…with our beans baked… (Part V)
Down here, in the men’s room, amongst all the other pissing peckers, there’s a jolly fat guy standing before a urinal. He’s shirtless; his shirt’s slung over his shoulder. Why? I don’t ask. Every other guy parked in front of a urinal is taking aim with one hand, sipping plastic cupped beer with the other. Of all the public pissing situations I’ve found myself in, this one gets the medal for Most Jovial. Call it a Friday Night Frat House Kinda Vibe. And what’s this ephemeral fraternity’s mantra? “Yeah, Megadeth!” One shouts it, everyone around repeat-shouts it. You’ve never seen so many smiles in a men’s room full of heterosexuals.

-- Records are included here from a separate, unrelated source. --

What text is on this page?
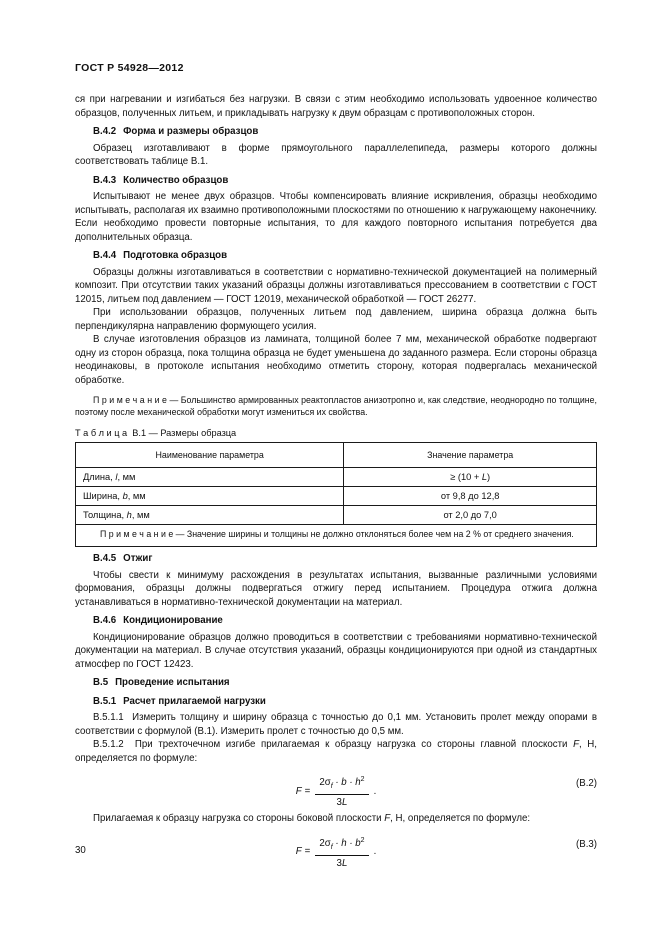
ГОСТ Р 54928—2012

ся при нагревании и изгибаться без нагрузки. В связи с этим необходимо использовать удвоенное количество образцов, полученных литьем, и прикладывать нагрузку к двум образцам с противоположных сторон.

В.4.2 Форма и размеры образцов

Образец изготавливают в форме прямоугольного параллелепипеда, размеры которого должны соответствовать таблице В.1.

В.4.3 Количество образцов

Испытывают не менее двух образцов. Чтобы компенсировать влияние искривления, образцы необходимо испытывать, располагая их взаимно противоположными плоскостями по отношению к нагружающему наконечнику. Если необходимо провести повторные испытания, то для каждого повторного испытания потребуется два дополнительных образца.

В.4.4 Подготовка образцов

Образцы должны изготавливаться в соответствии с нормативно-технической документацией на полимерный композит. При отсутствии таких указаний образцы должны изготавливаться прессованием в соответствии с ГОСТ 12015, литьем под давлением — ГОСТ 12019, механической обработкой — ГОСТ 26277.

При использовании образцов, полученных литьем под давлением, ширина образца должна быть перпендикулярна направлению формующего усилия.

В случае изготовления образцов из ламината, толщиной более 7 мм, механической обработке подвергают одну из сторон образца, пока толщина образца не будет уменьшена до заданного размера. Если стороны образца неодинаковы, в протоколе испытания необходимо отметить сторону, которая подвергалась механической обработке.

П р и м е ч а н и е — Большинство армированных реактопластов анизотропно и, как следствие, неоднородно по толщине, поэтому после механической обработки могут измениться их свойства.

Т а б л и ц а  В.1 — Размеры образца
Наименование параметра	Значение параметра
Длина, l, мм	≥ (10 + L)
Ширина, b, мм	от 9,8 до 12,8
Толщина, h, мм	от 2,0 до 7,0

П р и м е ч а н и е — Значение ширины и толщины не должно отклоняться более чем на 2 % от среднего значения.	

В.4.5 Отжиг

Чтобы свести к минимуму расхождения в результатах испытания, вызванные различными условиями формования, образцы должны подвергаться отжигу перед испытанием. Процедура отжига должна устанавливаться в нормативно-технической документации на материал.

В.4.6 Кондиционирование

Кондиционирование образцов должно проводиться в соответствии с требованиями нормативно-технической документации на материал. В случае отсутствия указаний, образцы кондиционируются при одной из стандартных атмосфер по ГОСТ 12423.

В.5 Проведение испытания

В.5.1 Расчет прилагаемой нагрузки

В.5.1.1  Измерить толщину и ширину образца с точностью до 0,1 мм. Установить пролет между опорами в соответствии с формулой (В.1). Измерить пролет с точностью до 0,5 мм.

В.5.1.2  При трехточечном изгибе прилагаемая к образцу нагрузка со стороны главной плоскости F, Н, определяется по формуле:

$F = \frac{2\sigma_f \cdot b \cdot h^2}{3L}$ .
(В.2)

Прилагаемая к образцу нагрузка со стороны боковой плоскости F, Н, определяется по формуле:

$F = \frac{2\sigma_f \cdot h \cdot b^2}{3L}$ .
(В.3)
30
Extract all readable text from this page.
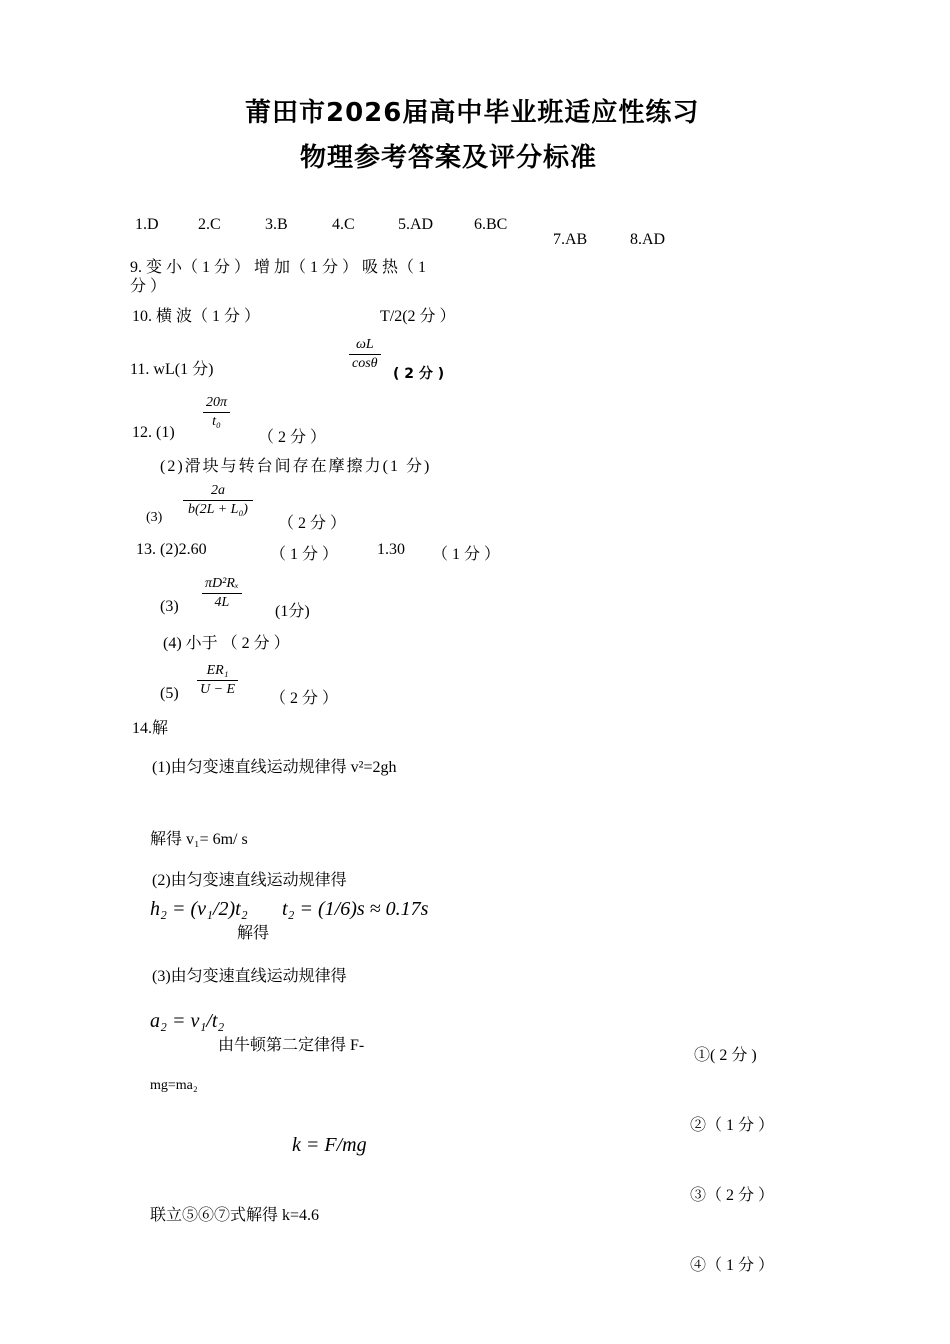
莆田市2026届高中毕业班适应性练习
物理参考答案及评分标准
1.D 2.C	3.B	4.C	5.AD	6.BC
7.AB	8.AD
9. 变 小（ 1 分 ） 增 加（ 1 分 ） 吸 热（ 1
分 ）
10. 横 波（ 1 分 ）	T/2(2 分 ）
11. wL(1 分)
ωL
cosθ
( 2 分 )
12. (1)
20π
t₀
（ 2 分 ）
(2)滑块与转台间存在摩擦力(1 分)
(3)
2a
b(2L + L₀)
（ 2 分 ）
13. (2)2.60	（ 1 分 ） 1.30 （ 1 分 ）
(3)
πD²Rₓ
4L
(1分)
(4) 小于 （ 2 分 ）
(5)
ER₁
U − E
（ 2 分 ）
14.解
(1)由匀变速直线运动规律得 v²=2gh
解得 v₁= 6m/ s
(2)由匀变速直线运动规律得
h₂ = (v₁/2)t₂
解得
t₂ = (1/6)s ≈ 0.17s
(3)由匀变速直线运动规律得
a₂ = v₁/t₂
由牛顿第二定律得 F-
mg=ma₂
k = F/mg
联立⑤⑥⑦式解得 k=4.6
①( 2 分 )
②（ 1 分 ）
③（ 2 分 ）
④（ 1 分 ）
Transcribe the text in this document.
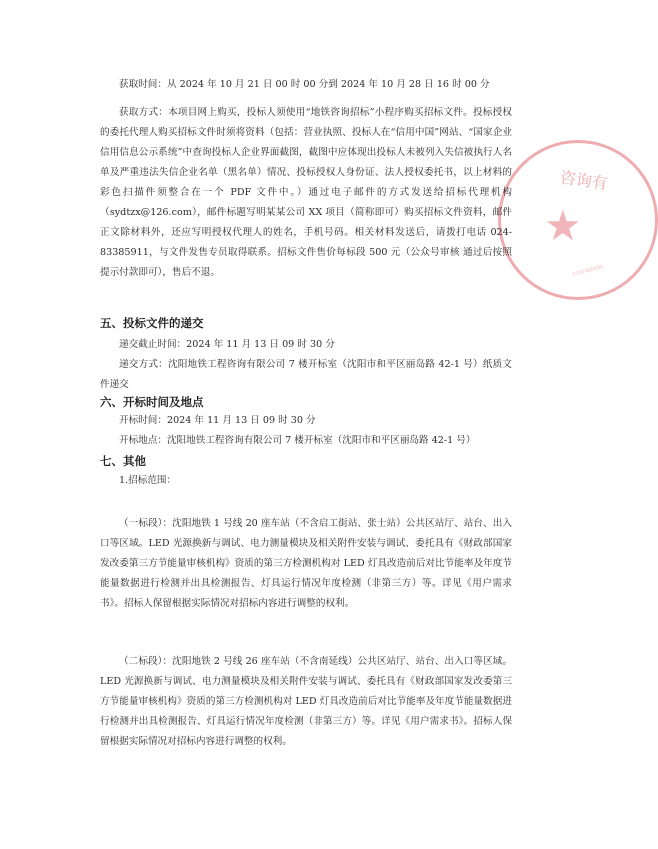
咨询有
★
2101060000

获取时间：从 2024 年 10 月 21 日 00 时 00 分到 2024 年 10 月 28 日 16 时 00 分

获取方式：本项目网上购买，投标人须使用“地铁咨询招标”小程序购买招标文件。投标授权的委托代理人购买招标文件时须将资料（包括：营业执照、投标人在“信用中国”网站、“国家企业信用信息公示系统”中查询投标人企业界面截图，截图中应体现出投标人未被列入失信被执行人名单及严重违法失信企业名单（黑名单）情况、投标授权人身份证、法人授权委托书，以上材料的彩色扫描件须整合在一个 PDF 文件中。）通过电子邮件的方式发送给招标代理机构（sydtzx@126.com），邮件标题写明某某公司 XX 项目（简称即可）购买招标文件资料，邮件正文除材料外，还应写明授权代理人的姓名，手机号码。相关材料发送后，请拨打电话 024-83385911，与文件发售专员取得联系。招标文件售价每标段 500 元（公众号审核 通过后按照提示付款即可），售后不退。

五、投标文件的递交

递交截止时间：2024 年 11 月 13 日 09 时 30 分

递交方式：沈阳地铁工程咨询有限公司 7 楼开标室（沈阳市和平区丽岛路 42-1 号）纸质文件递交

六、开标时间及地点

开标时间：2024 年 11 月 13 日 09 时 30 分

开标地点：沈阳地铁工程咨询有限公司 7 楼开标室（沈阳市和平区丽岛路 42-1 号）

七、其他

1.招标范围：

（一标段）：沈阳地铁 1 号线 20 座车站（不含启工街站、张士站）公共区站厅、站台、出入口等区域。LED 光源换新与调试、电力测量模块及相关附件安装与调试、委托具有《财政部国家发改委第三方节能量审核机构》资质的第三方检测机构对 LED 灯具改造前后对比节能率及年度节能量数据进行检测并出具检测报告、灯具运行情况年度检测（非第三方）等。详见《用户需求书》。招标人保留根据实际情况对招标内容进行调整的权利。

（二标段）：沈阳地铁 2 号线 26 座车站（不含南延线）公共区站厅、站台、出入口等区域。LED 光源换新与调试、电力测量模块及相关附件安装与调试、委托具有《财政部国家发改委第三方节能量审核机构》资质的第三方检测机构对 LED 灯具改造前后对比节能率及年度节能量数据进行检测并出具检测报告、灯具运行情况年度检测（非第三方）等。详见《用户需求书》。招标人保留根据实际情况对招标内容进行调整的权利。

I shake out my own warclub, pull up the maroon boxer briefs, button the blue button flies, buckle the brown belt, pass the doorless shit-stalls, and round the corner toward the sinks. There’s this tall, buzz-cut headed guy. He’s got a white plug in one ear, Secret Service style. It’s attached to a coiling wire running down the side of his neck and disappearing into his shirt. He’s saying, “Make me search for it, and you’re going to jail.” And he’s saying it to Ernie.
The metalheads washing up at the other sinks give Oscar-worthy performances. It’s like Ernie and the narc aren’t even there. But maybe this happens all the time at the Riv.
Ernie surrenders the plastic baggie with the three fat reefers. Officer Buzzcut takes it and pushes Ernie toward the exit. Ernie’s face doesn’t quite read surprise. It’s more the shock of a dude who shits his pants when he’s only a foot away from the toilet. Well, ok, maybe not for Ernie, but it’s sure reminiscent of several pants-shitting experiences of my own.
So then what do I do? What I meant to do when I came around the corner: wash my hands.